町史や書籍、記録などをたどると、石巻とクジラとの縁は天保9(1838)年からということがわかります。三陸最南端に位置する牡鹿半島から望む金華山沖合が、漁場として優れていることは古くから知られていて、仙台藩のもと、ここで捕鯨に関する種々調査が進められました。

のちに突取式捕鯨(銛や剣などの刺突具を手投げでクジラに突き刺し捕獲する漁法)が試され、7頭のクジラに銛を打ち込み、そのうち4頭が捕獲にいたりました。ただし、数年たっても捕獲数は伸びず、今後を期待できるものではなく「捕鯨業は発展するに至らなかった」とも記されています。

石巻がクジラのまちとして広く知られるようになったのは、明治39(1906)年からでした。山口県に本拠を置き、朝鮮半島周辺海域を主たる捕鯨場としていた東洋漁業株式会社が、牡鹿半島の突端の小さな漁村、鮎川に進出し、鯨体処理ができる近代的な捕鯨基地を完成させたのです。

捕鯨方法は、当時日本に導入されて間もないノルウェー式でした。エンジンを備えた鉄船に捕鯨砲を設置し、綱付きの銛を発射してクジラに打ち込むというもので、シロナガスクジラなど大型種の捕獲が可能でした。

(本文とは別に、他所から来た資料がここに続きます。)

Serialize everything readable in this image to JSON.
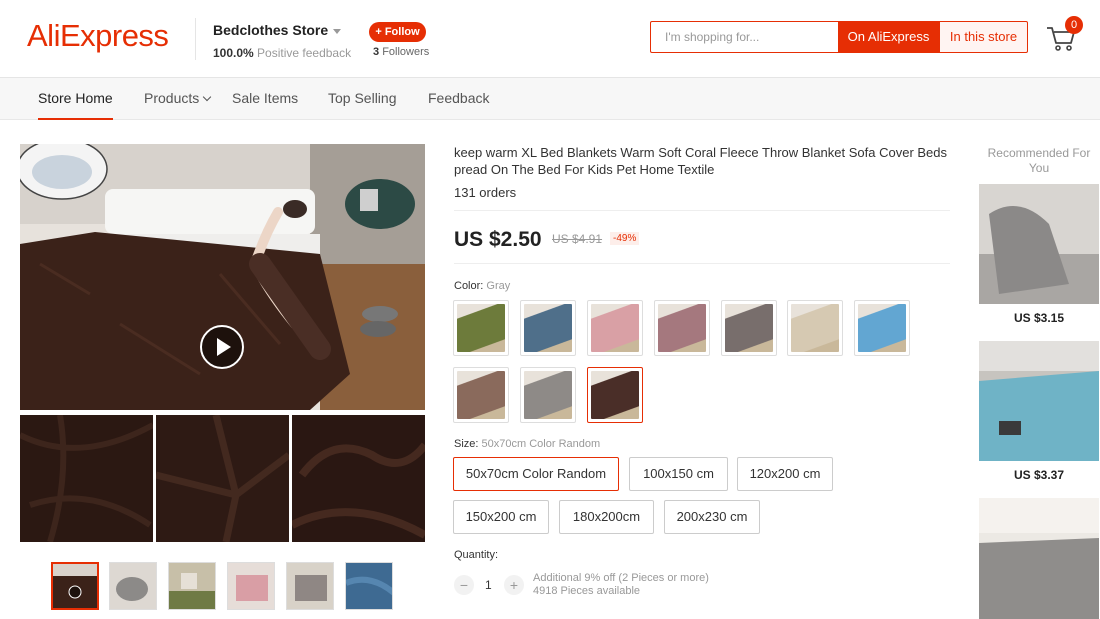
{
  "header": {
    "logo": "AliExpress",
    "store_name": "Bedclothes Store",
    "feedback_pct": "100.0%",
    "feedback_label": "Positive feedback",
    "follow_label": "+ Follow",
    "followers_count": "3",
    "followers_label": "Followers",
    "search_placeholder": "I'm shopping for...",
    "search_ali_label": "On AliExpress",
    "search_store_label": "In this store",
    "cart_count": "0"
  },
  "nav": {
    "items": [
      "Store Home",
      "Products",
      "Sale Items",
      "Top Selling",
      "Feedback"
    ],
    "active": "Store Home"
  },
  "product": {
    "title": "keep warm XL Bed Blankets Warm Soft Coral Fleece Throw Blanket Sofa Cover Beds pread On The Bed For Kids Pet Home Textile",
    "orders": "131 orders",
    "price": "US $2.50",
    "old_price": "US $4.91",
    "discount": "-49%",
    "color_label": "Color:",
    "color_value": "Gray",
    "colors": [
      {
        "hex": "#6d7b3b"
      },
      {
        "hex": "#4f6f8a"
      },
      {
        "hex": "#d9a0a5"
      },
      {
        "hex": "#a5787e"
      },
      {
        "hex": "#786e6c"
      },
      {
        "hex": "#d6c9b2"
      },
      {
        "hex": "#62a6d2"
      },
      {
        "hex": "#8a6a5c"
      },
      {
        "hex": "#8e8a87"
      },
      {
        "hex": "#4a2e28"
      }
    ],
    "size_label": "Size:",
    "size_value": "50x70cm Color Random",
    "sizes": [
      "50x70cm Color Random",
      "100x150 cm",
      "120x200 cm",
      "150x200 cm",
      "180x200cm",
      "200x230 cm"
    ],
    "quantity_label": "Quantity:",
    "quantity": "1",
    "qty_minus": "−",
    "qty_plus": "+",
    "discount_info": "Additional 9% off (2 Pieces or more)",
    "available": "4918 Pieces available"
  },
  "recommended": {
    "title": "Recommended For You",
    "items": [
      {
        "price": "US $3.15"
      },
      {
        "price": "US $3.37"
      }
    ]
  },
  "colors": {
    "accent": "#e62e04"
  }
}
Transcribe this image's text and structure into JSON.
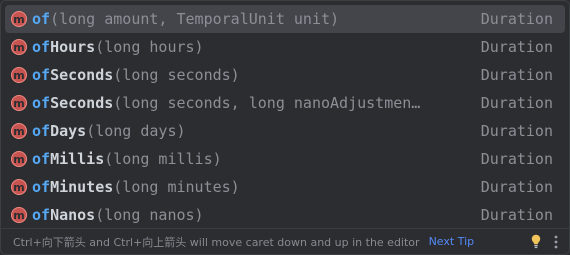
{
  "items": [
    {
      "match": "of",
      "rest": "",
      "params": "(long amount, TemporalUnit unit)",
      "type": "Duration",
      "icon": "method-icon",
      "icon_letter": "m"
    },
    {
      "match": "of",
      "rest": "Hours",
      "params": "(long hours)",
      "type": "Duration",
      "icon": "method-icon",
      "icon_letter": "m"
    },
    {
      "match": "of",
      "rest": "Seconds",
      "params": "(long seconds)",
      "type": "Duration",
      "icon": "method-icon",
      "icon_letter": "m"
    },
    {
      "match": "of",
      "rest": "Seconds",
      "params": "(long seconds, long nanoAdjustmen…",
      "type": "Duration",
      "icon": "method-icon",
      "icon_letter": "m"
    },
    {
      "match": "of",
      "rest": "Days",
      "params": "(long days)",
      "type": "Duration",
      "icon": "method-icon",
      "icon_letter": "m"
    },
    {
      "match": "of",
      "rest": "Millis",
      "params": "(long millis)",
      "type": "Duration",
      "icon": "method-icon",
      "icon_letter": "m"
    },
    {
      "match": "of",
      "rest": "Minutes",
      "params": "(long minutes)",
      "type": "Duration",
      "icon": "method-icon",
      "icon_letter": "m"
    },
    {
      "match": "of",
      "rest": "Nanos",
      "params": "(long nanos)",
      "type": "Duration",
      "icon": "method-icon",
      "icon_letter": "m"
    }
  ],
  "footer": {
    "tip": "Ctrl+向下箭头 and Ctrl+向上箭头 will move caret down and up in the editor",
    "next_tip": "Next Tip",
    "bulb_icon": "lightbulb-icon",
    "more_icon": "more-vertical-icon"
  },
  "colors": {
    "background": "#2b2d30",
    "selected_row": "#43454a",
    "match_highlight": "#56a8f5",
    "method_icon": "#c75450",
    "link": "#548af7",
    "bulb": "#f2c55c"
  }
}
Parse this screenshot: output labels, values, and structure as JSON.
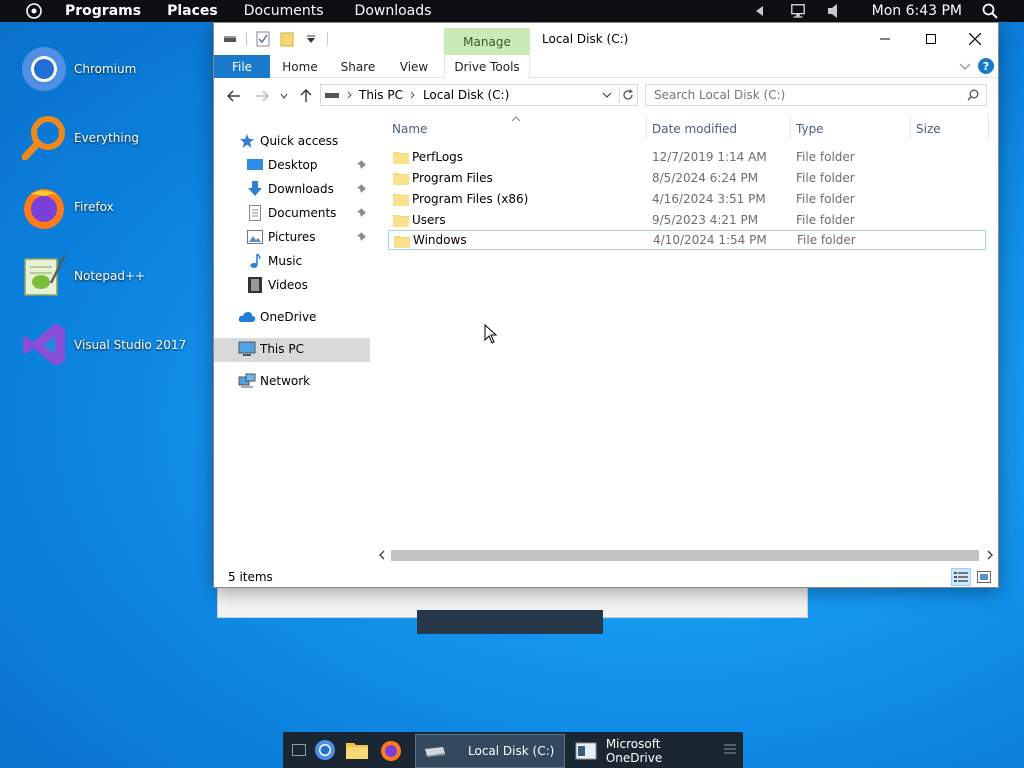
{
  "top_panel": {
    "menu_items": [
      "Programs",
      "Places",
      "Documents",
      "Downloads"
    ],
    "clock": "Mon 6:43 PM",
    "icons": [
      "system-menu-icon",
      "tray-arrow-icon",
      "network-icon",
      "volume-icon",
      "search-icon"
    ]
  },
  "desktop": {
    "icons": [
      {
        "label": "Chromium",
        "icon": "chromium-icon"
      },
      {
        "label": "Everything",
        "icon": "everything-icon"
      },
      {
        "label": "Firefox",
        "icon": "firefox-icon"
      },
      {
        "label": "Notepad++",
        "icon": "notepadpp-icon"
      },
      {
        "label": "Visual Studio 2017",
        "icon": "visual-studio-icon"
      }
    ]
  },
  "explorer": {
    "title": "Local Disk (C:)",
    "context_tab": "Manage",
    "ribbon_tabs": [
      "File",
      "Home",
      "Share",
      "View",
      "Drive Tools"
    ],
    "breadcrumb": [
      "This PC",
      "Local Disk (C:)"
    ],
    "search_placeholder": "Search Local Disk (C:)",
    "nav": {
      "quick_access": "Quick access",
      "quick_items": [
        "Desktop",
        "Downloads",
        "Documents",
        "Pictures",
        "Music",
        "Videos"
      ],
      "onedrive": "OneDrive",
      "this_pc": "This PC",
      "network": "Network"
    },
    "columns": [
      "Name",
      "Date modified",
      "Type",
      "Size"
    ],
    "files": [
      {
        "name": "PerfLogs",
        "date": "12/7/2019 1:14 AM",
        "type": "File folder"
      },
      {
        "name": "Program Files",
        "date": "8/5/2024 6:24 PM",
        "type": "File folder"
      },
      {
        "name": "Program Files (x86)",
        "date": "4/16/2024 3:51 PM",
        "type": "File folder"
      },
      {
        "name": "Users",
        "date": "9/5/2023 4:21 PM",
        "type": "File folder"
      },
      {
        "name": "Windows",
        "date": "4/10/2024 1:54 PM",
        "type": "File folder"
      }
    ],
    "status": "5 items"
  },
  "taskbar": {
    "tasks": [
      {
        "label": "Local Disk (C:)",
        "active": true
      },
      {
        "label": "Microsoft OneDrive",
        "active": false
      }
    ]
  },
  "colors": {
    "accent": "#1979ca",
    "manage_tab": "#c9ecb6",
    "selection_border": "#99d1ff",
    "nav_selected": "#d9d9d9",
    "folder": "#f8d775",
    "taskbar": "#1a2733"
  }
}
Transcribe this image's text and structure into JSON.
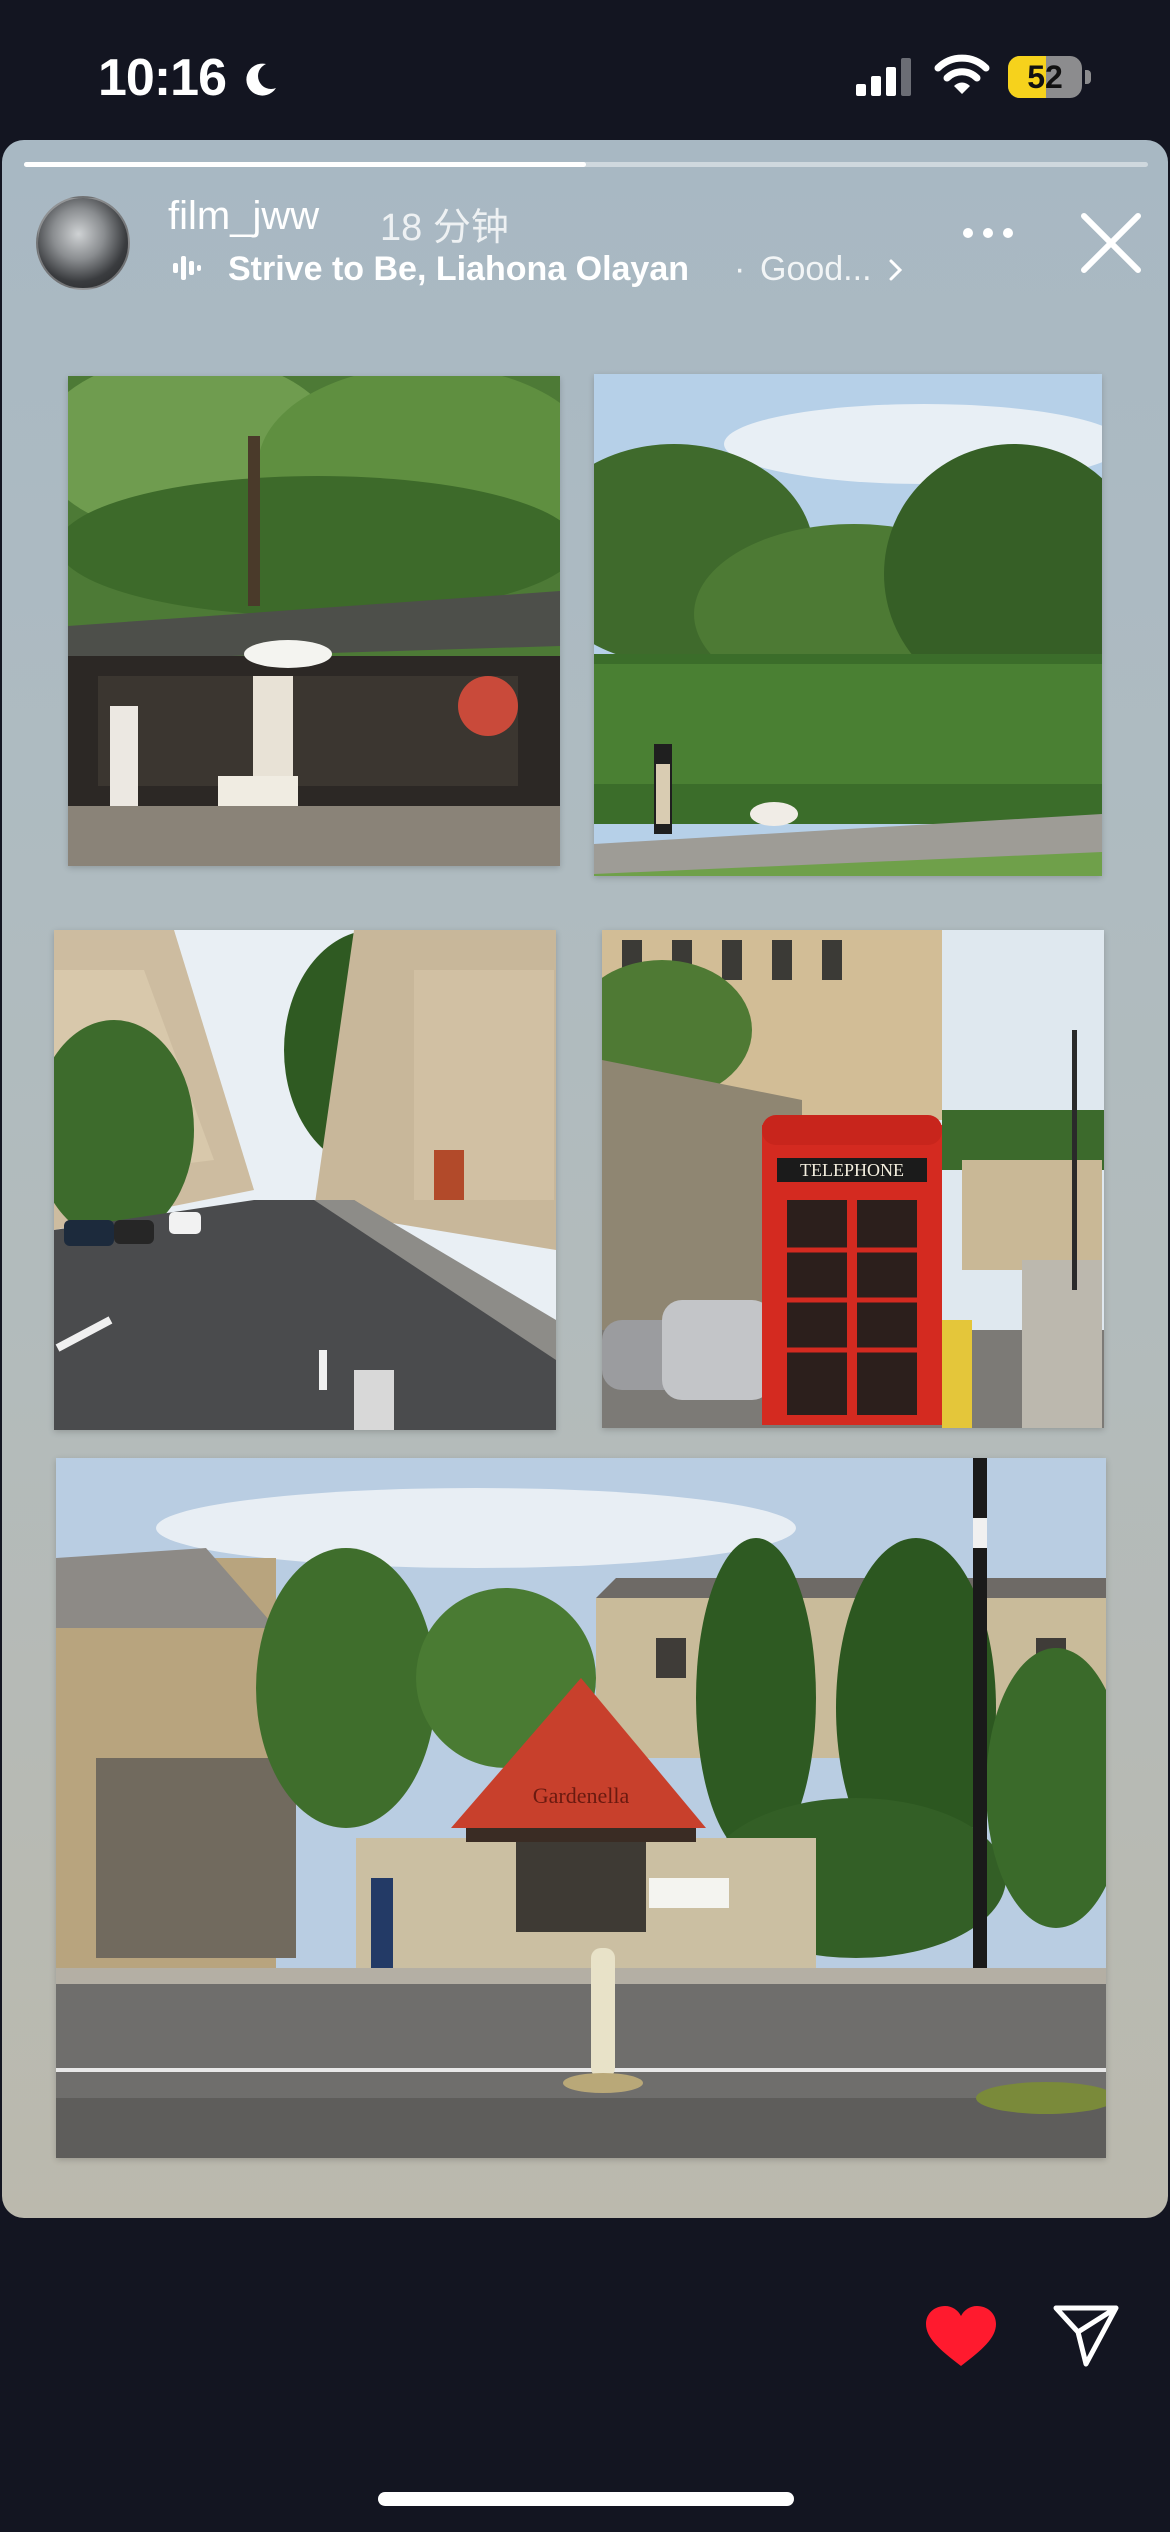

「天与の鯨の宝庫」とも評された漁場に、近代の捕鯨技術が加わったことで、初年の捕獲数は32頭を記録し、江戸時代後期に試された突取式の実績を大きく上回りました。数年後には、鯨肉需要の増加もあって、国内に12あった捕鯨会社のうち9社が鮎川中心に基地を置き、鮎川の小さな浜にも巨大な捕鯨船が所狭しに並びました。

石巻の捕鯨の歴史に、太地が大きく関わる出来事を、小型捕鯨協会会長を歴任した磯根嵓氏が「小型捕鯨業の昔と今」に記しています。要約すると、「昭和8年、兵庫県出身で太地の女性と結婚して太地に定住した長谷川熊蔵氏が、船を鮎川に回航してミンククジラの捕獲を始めた」というものです。

この船「勇幸丸」(約5トン)は比較的小型で、5連の捕鯨銃と単砲を装備し、当時漁場に多くいた比較的小型のミンククジラの捕獲に適していました。これを契機に、鮎川ではミンク船と称される小型捕鯨船の建造ラッシュを迎え、のちに続いていく「小型捕鯨」が幕を開けたのでした。

実は、石巻の捕鯨史に名を残す太地の鯨捕り、長谷川氏は、現太地町長の三軒一高氏の、母方の祖父にあたります。三軒氏は「太地と石巻、それぞれが別々にクジラとともに歩んできたが、捕鯨を通じて縁ができた。自分にとっても感慨深い」と語りました。

こうして石巻は、鮎川を中枢に日本の近代捕鯨を大きく発展させ、今もクジラとの関りが続いています。